Jani Huhtanen said the following on 28/08/2006 16:01:
> Oli Filth wrote:
>
>> Jani Huhtanen said the following on 28/08/2006 07:27:
>>> I'm afraid you have made a mistake somewhere (I'll look into it after I'm
>>> back from work).
>> Ah, that is because I'm an idiot.  I go back to my original assertion,
>> that sinc is the only solution.
>>
>> I forgot that t is not a constant in the equation:
>>
>>      a_t0[n] h(t-t0) = b_t0[n] h(t-n)
>>
>> For any given {t0,n} in {R,Z}, this must hold at *all* values of t.  It
>> is apparent that this can only hold where:
>>
>>      h(t-t0) = C h(t-n)
>>
>> for all t in R, where C = (b_t0[n]/a_t0[n]) is some constant.  Clearly,
>> this can only hold when C = 1 and h(t) = K.
>>
>>
>
> In your notation is . multiplication (and not for example convolution)?

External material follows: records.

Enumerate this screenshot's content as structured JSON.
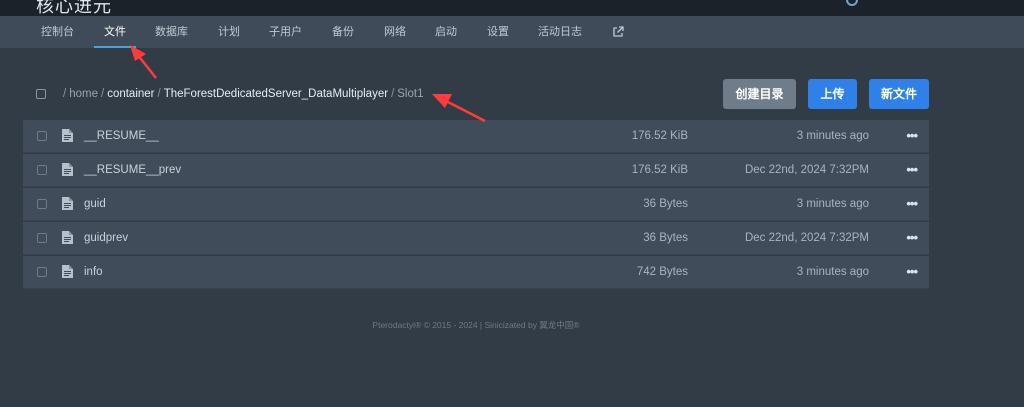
{
  "header": {
    "site_title": "核心进元"
  },
  "nav": {
    "items": [
      "控制台",
      "文件",
      "数据库",
      "计划",
      "子用户",
      "备份",
      "网络",
      "启动",
      "设置",
      "活动日志"
    ],
    "active_index": 1
  },
  "breadcrumb": {
    "segments": [
      {
        "text": "/",
        "type": "sep"
      },
      {
        "text": "home",
        "type": "plain"
      },
      {
        "text": "/",
        "type": "sep"
      },
      {
        "text": "container",
        "type": "link"
      },
      {
        "text": "/",
        "type": "sep"
      },
      {
        "text": "TheForestDedicatedServer_DataMultiplayer",
        "type": "link"
      },
      {
        "text": "/",
        "type": "sep"
      },
      {
        "text": "Slot1",
        "type": "plain"
      }
    ]
  },
  "actions": {
    "create_dir": "创建目录",
    "upload": "上传",
    "new_file": "新文件"
  },
  "files": [
    {
      "name": "__RESUME__",
      "size": "176.52 KiB",
      "modified": "3 minutes ago"
    },
    {
      "name": "__RESUME__prev",
      "size": "176.52 KiB",
      "modified": "Dec 22nd, 2024 7:32PM"
    },
    {
      "name": "guid",
      "size": "36 Bytes",
      "modified": "3 minutes ago"
    },
    {
      "name": "guidprev",
      "size": "36 Bytes",
      "modified": "Dec 22nd, 2024 7:32PM"
    },
    {
      "name": "info",
      "size": "742 Bytes",
      "modified": "3 minutes ago"
    }
  ],
  "row_menu_glyph": "•••",
  "footer": {
    "text": "Pterodactyl® © 2015 - 2024 | Sinicizated by 翼龙中国®"
  },
  "colors": {
    "accent": "#2f80e9",
    "annotation_arrow": "#ff3b3b",
    "active_tab_underline": "#4aa3df"
  },
  "icons": {
    "external_link": "external-link-icon",
    "file": "file-icon",
    "more": "more-horizontal-icon"
  }
}
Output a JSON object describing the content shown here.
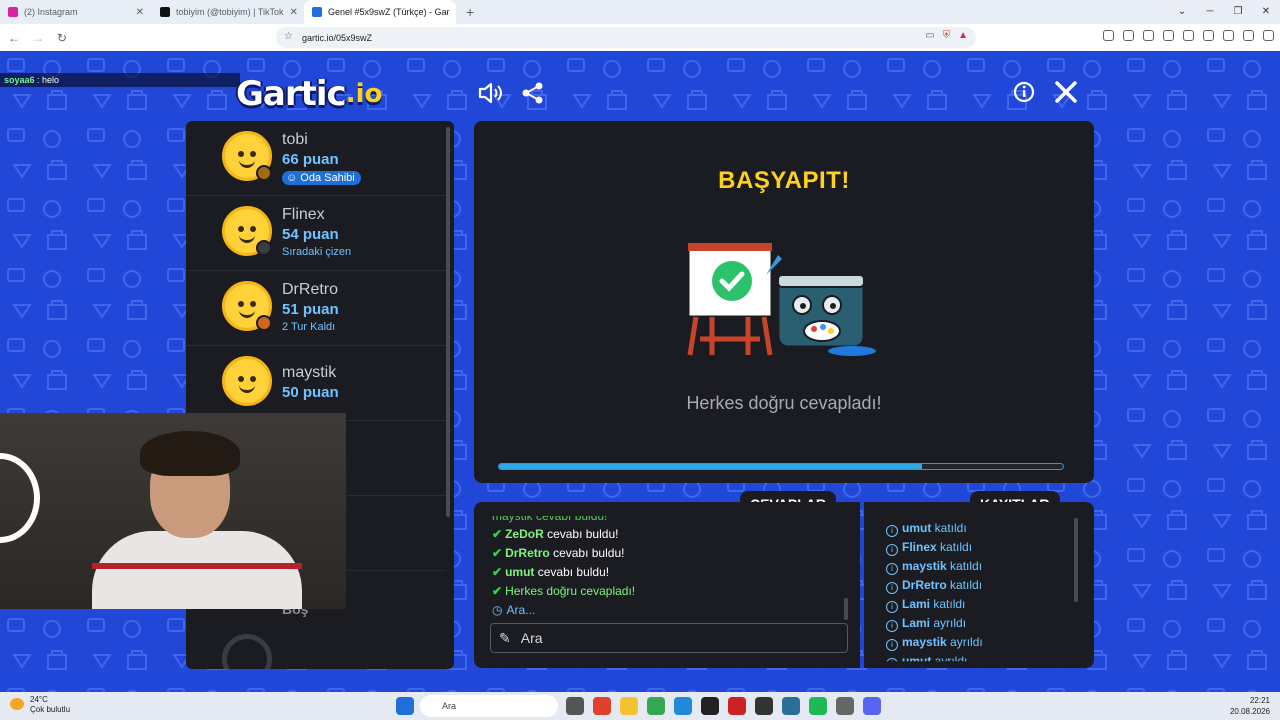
{
  "browser": {
    "tabs": [
      {
        "title": "(2) Instagram",
        "color": "#d6249f"
      },
      {
        "title": "tobiyim (@tobiyim) | TikTok",
        "color": "#111111"
      },
      {
        "title": "Genel #5x9swZ (Türkçe) - Gar",
        "color": "#1f6fd8"
      }
    ],
    "new_tab": "+",
    "url": "gartic.io/05x9swZ"
  },
  "overlay_chat": {
    "user": "soyaa6",
    "message": " : helo"
  },
  "logo": {
    "text": "Gartic",
    "ext": ".io"
  },
  "players": [
    {
      "name": "tobi",
      "score": "66 puan",
      "badge": "Oda Sahibi",
      "dot": "#a36a10"
    },
    {
      "name": "Flinex",
      "score": "54 puan",
      "badge": "Sıradaki çizen",
      "dot": "#3a3c45"
    },
    {
      "name": "DrRetro",
      "score": "51 puan",
      "badge": "2 Tur Kaldı",
      "dot": "#d4641a"
    },
    {
      "name": "maystik",
      "score": "50 puan",
      "badge": "",
      "dot": ""
    }
  ],
  "empty_slot_label": "Boş",
  "round": {
    "title": "BAŞYAPIT!",
    "status": "Herkes doğru cevapladı!",
    "progress": 0.75
  },
  "answers": {
    "tab_label": "CEVAPLAR",
    "cut_top": "maystik cevabı buldu!",
    "lines": [
      {
        "who": "ZeDoR",
        "text": " cevabı buldu!"
      },
      {
        "who": "DrRetro",
        "text": " cevabı buldu!"
      },
      {
        "who": "umut",
        "text": " cevabı buldu!"
      }
    ],
    "all_correct": "Herkes doğru cevapladı!",
    "more": "Ara...",
    "input_placeholder": "Ara"
  },
  "logs": {
    "tab_label": "KAYITLAR",
    "lines": [
      {
        "who": "umut",
        "action": " katıldı"
      },
      {
        "who": "Flinex",
        "action": " katıldı"
      },
      {
        "who": "maystik",
        "action": " katıldı"
      },
      {
        "who": "DrRetro",
        "action": " katıldı"
      },
      {
        "who": "Lami",
        "action": " katıldı"
      },
      {
        "who": "Lami",
        "action": " ayrıldı"
      },
      {
        "who": "maystik",
        "action": " ayrıldı"
      },
      {
        "who": "umut",
        "action": " ayrıldı"
      }
    ]
  },
  "taskbar": {
    "temp": "24°C",
    "weather": "Çok bulutlu",
    "search": "Ara",
    "time": "22:21",
    "date": "20.08.2026"
  },
  "colors": {
    "accent_yellow": "#ffd11a",
    "accent_blue": "#6fc3ff",
    "success_green": "#33d64a",
    "bg_blue": "#2147d8"
  }
}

I
> assume it is multiplication as you talked about window function.

Yes.

> I still fail to see why
>
>       phi(t-t0) = SUM_n{ a_t0[n]*h(t-t0)*sinc(t-n) }
>       phi(t-t0) = SUM_n{ b_t0[n]*h(t-n)*sinc(t-n) }   (a)
>
> implies
>
>       a_t0[n]*h(t-t0) = b_t0[n]*h(t-n).  (b)
>
> I see that (b) implies (a), but is it really: (a) <=> (b) ?
>
> I assume you infered the result from
>
>       SUM_n{ a_t0[n]*h(t-t0)*sinc(t-n) } - SUM_n{ b_t0[n]*h(t-n)*sinc(t-n) }
>       = SUM_n{ (a_t0[n]*h(t-t0) - b_t0[n]*h(t-n)) * sinc(t-n) }   <---
>       = phi(t-t0) - phi(t-t0) = 0
>
> but how did you prove that
>
>       a_t0[n]*h(t-t0) - b_t0[n]*h(t-n)   (i)
>
> could not be orthogonal to
>
>       sinc(t-n)                          (ii)

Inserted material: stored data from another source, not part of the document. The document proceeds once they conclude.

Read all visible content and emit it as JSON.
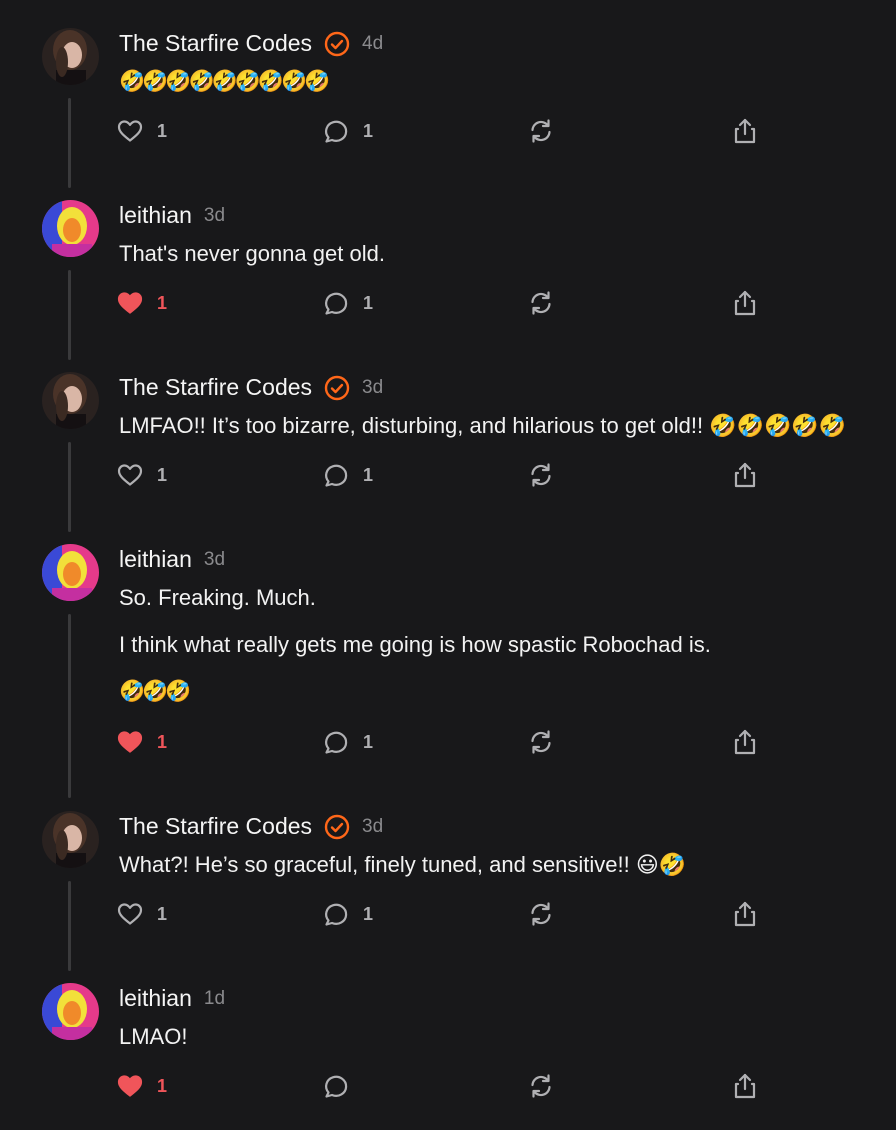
{
  "colors": {
    "background": "#18181a",
    "accent_verified": "#ff6719",
    "liked": "#f0555a",
    "muted": "#8a8a8d"
  },
  "icons": {
    "like": "heart-icon",
    "liked": "heart-filled-icon",
    "reply": "speech-bubble-icon",
    "restack": "restack-arrows-icon",
    "share": "share-upload-icon",
    "verified": "verified-check-icon"
  },
  "comments": [
    {
      "author": "The Starfire Codes",
      "verified": true,
      "time": "4d",
      "paragraphs": [
        "🤣🤣🤣🤣🤣🤣🤣🤣🤣"
      ],
      "likes": "1",
      "liked": false,
      "replies": "1"
    },
    {
      "author": "leithian",
      "verified": false,
      "time": "3d",
      "paragraphs": [
        "That's never gonna get old."
      ],
      "likes": "1",
      "liked": true,
      "replies": "1"
    },
    {
      "author": "The Starfire Codes",
      "verified": true,
      "time": "3d",
      "paragraphs": [
        "LMFAO!! It’s too bizarre, disturbing, and hilarious to get old!! 🤣🤣🤣🤣🤣"
      ],
      "likes": "1",
      "liked": false,
      "replies": "1"
    },
    {
      "author": "leithian",
      "verified": false,
      "time": "3d",
      "paragraphs": [
        "So. Freaking. Much.",
        "I think what really gets me going is how spastic Robochad is.",
        "🤣🤣🤣"
      ],
      "likes": "1",
      "liked": true,
      "replies": "1"
    },
    {
      "author": "The Starfire Codes",
      "verified": true,
      "time": "3d",
      "paragraphs": [
        "What?! He’s so graceful, finely tuned, and sensitive!! 😃🤣"
      ],
      "likes": "1",
      "liked": false,
      "replies": "1"
    },
    {
      "author": "leithian",
      "verified": false,
      "time": "1d",
      "paragraphs": [
        "LMAO!"
      ],
      "likes": "1",
      "liked": true,
      "replies": ""
    }
  ]
}
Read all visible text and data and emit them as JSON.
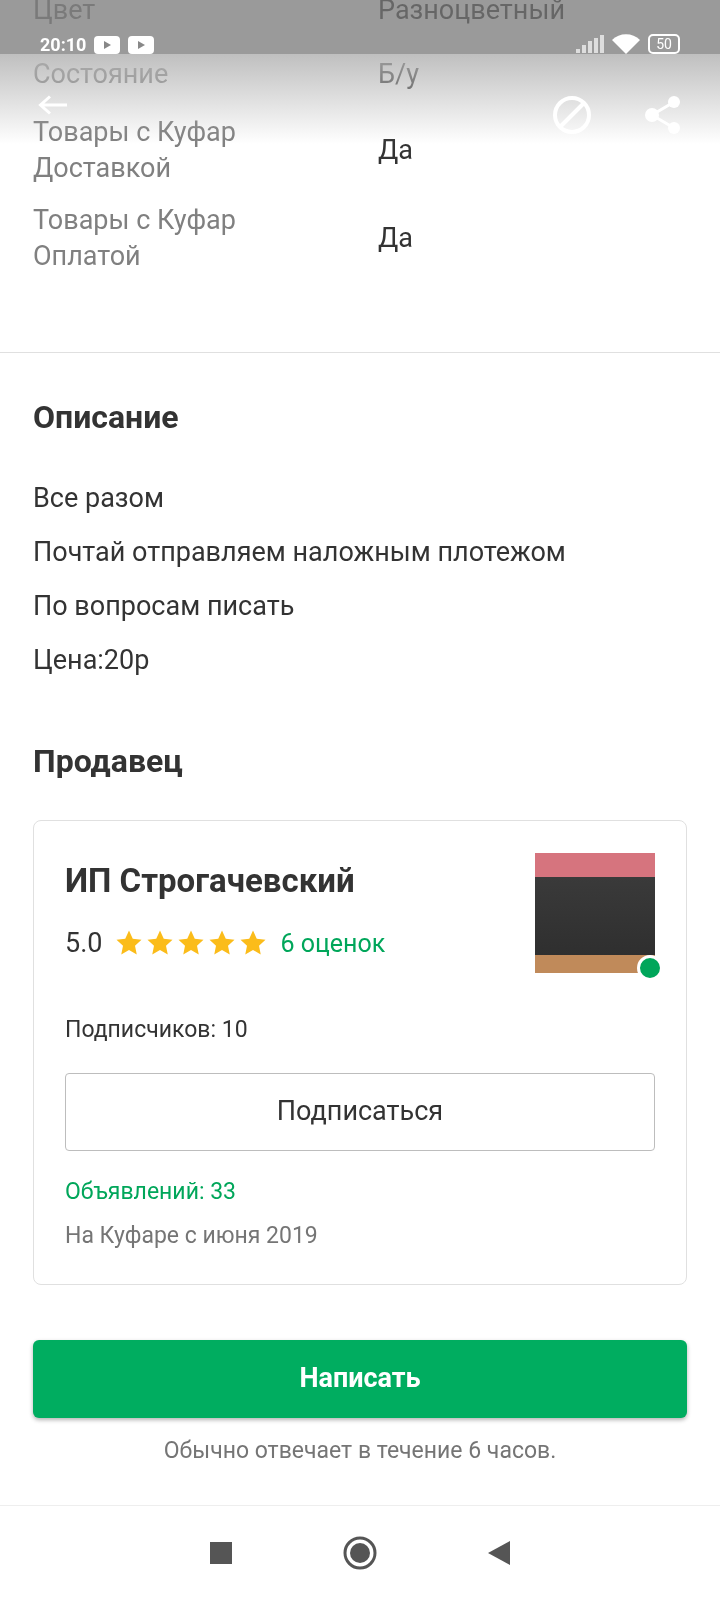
{
  "status_bar": {
    "time": "20:10",
    "battery": "50"
  },
  "specs": [
    {
      "label": "Цвет",
      "value": "Разноцветный"
    },
    {
      "label": "Состояние",
      "value": "Б/у"
    },
    {
      "label": "Товары с Куфар Доставкой",
      "value": "Да"
    },
    {
      "label": "Товары с Куфар Оплатой",
      "value": "Да"
    }
  ],
  "description": {
    "title": "Описание",
    "lines": [
      "Все разом",
      "Почтай отправляем наложным плотежом",
      "По вопросам писать",
      "Цена:20р"
    ]
  },
  "seller": {
    "title": "Продавец",
    "name": "ИП Строгачевский",
    "rating": "5.0",
    "stars": 5,
    "reviews": "6 оценок",
    "online": true,
    "subscribers": "Подписчиков: 10",
    "subscribe_button": "Подписаться",
    "ads": "Объявлений: 33",
    "since": "На Куфаре с июня 2019"
  },
  "write_button": "Написать",
  "reply_note": "Обычно отвечает в течение 6 часов."
}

You make an excellent point, which I did not think of.  However, here
are my thoughts on this:

The function set {sinc(t-n)} forms an orthonormal basis of bandlimited
functions; i.e.

f(t) = SUM_n{ c[n] sinc(t-n) }

Therefore we have two possibilities:

1. phi(t-t0) is bandlimited.
Therefore it is uniquely specified by a set of coefficients {c[n]}.
Therefore a_t0[n].h(t-t0) = b_t0[n].h(t-n).

2. phi(t-t0) is not bandlimited.
Therefore it cannot be specified by any set of coefficients {c[n]}.